Auch Hartmut Marscheider von der Hafenbetriebsgesellschaft (HBG) spürt die „unnötige Unruhe“. Er meint: „Das ist eine Sache, die man hätte lassen sollen.“ Wenn der Hafen jetzt „eingezogen“ werde: „Was passiert dann, wenn wir den Hafen übernehmen? Ich bin damit gerade echt überfordert.“ Er gehe davon aus, dass „nur“ gemeint sei, dass der Hafen nach dem Verfahren kein Landeshafen mehr sei. Das wisse aber keiner so genau. „Wegen der Verschiebung der Flächenausweisung hätte man dieses Verfahren auch besser verschoben“, meint Marscheider.

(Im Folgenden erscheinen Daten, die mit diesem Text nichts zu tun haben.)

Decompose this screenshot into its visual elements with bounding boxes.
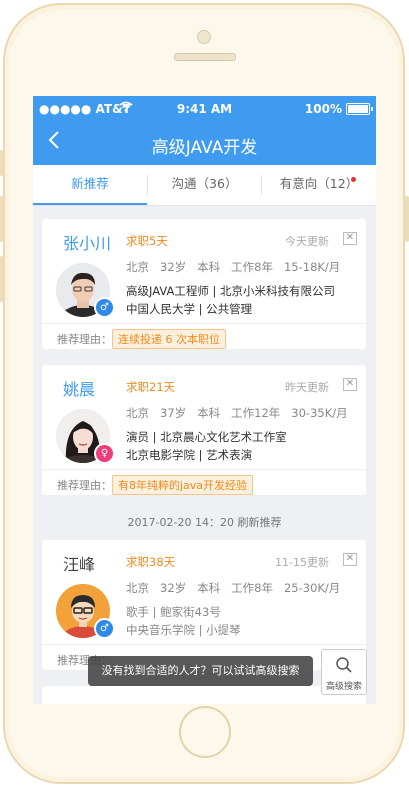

Bürgermeister Gerd Dethlefs geht davon aus, dass es sich nur um einen bürokratischen Akt handelt, der mit dem Planfeststellungsverfahren für das Schöpfwerk zusammenhänge. „Es ist ja lange bekannt, dass dieses Verfahren läuft.“ Die Gemeinde müsse sich bis zum 30. Juni für den Hafen entscheiden: „Wir müssen sagen: Das sind unsere Vorstellungen, und so wollen wir das finanzieren. Das wollen die von uns wissen.“ Dethlefs ist sich sicher, dass die Gemeinde das schafft und die HBG den Hafen betreiben wird. Darüber werde auch am 18. zur nächsten Klausurtagung diskutiert, an der die Gemeindevertretung und Vertreter des Kreises, der HBG und der BIHZ teilnehmen. Vor der Gemeindevertretersitzung am 25. April hofft der Bürgermeister auf einen nächsten Termin in Kiel.

[Eine Stellungsnahme einer Sprecherin des zuständigen Ministeriums ist in dem Zeitungsartikel enthalten, der an diesem Tag in der Marner Zeitung erschien.]

Nicht jeder versteht Spaß, aber die Macher dieser Geschichte haben offensichtlich Humor...


Ursprünglich hieß es: ...ohne Schulden


28. März 2012

Informationsveranstaltung  (Nachbericht in der Marner Zeitung)

Momentan ist die Chance zum Greifen nah, dass Friedrichskooger Bürger ihren Hafen retten können. Dazu müssen nicht nur die richtigen politischen Entscheidungen getroffen werden, sondern in der Gemeinde oder auch darüber hinaus das Startkapital aufgebracht werden, um es aus eigener Kraft zu schaffen.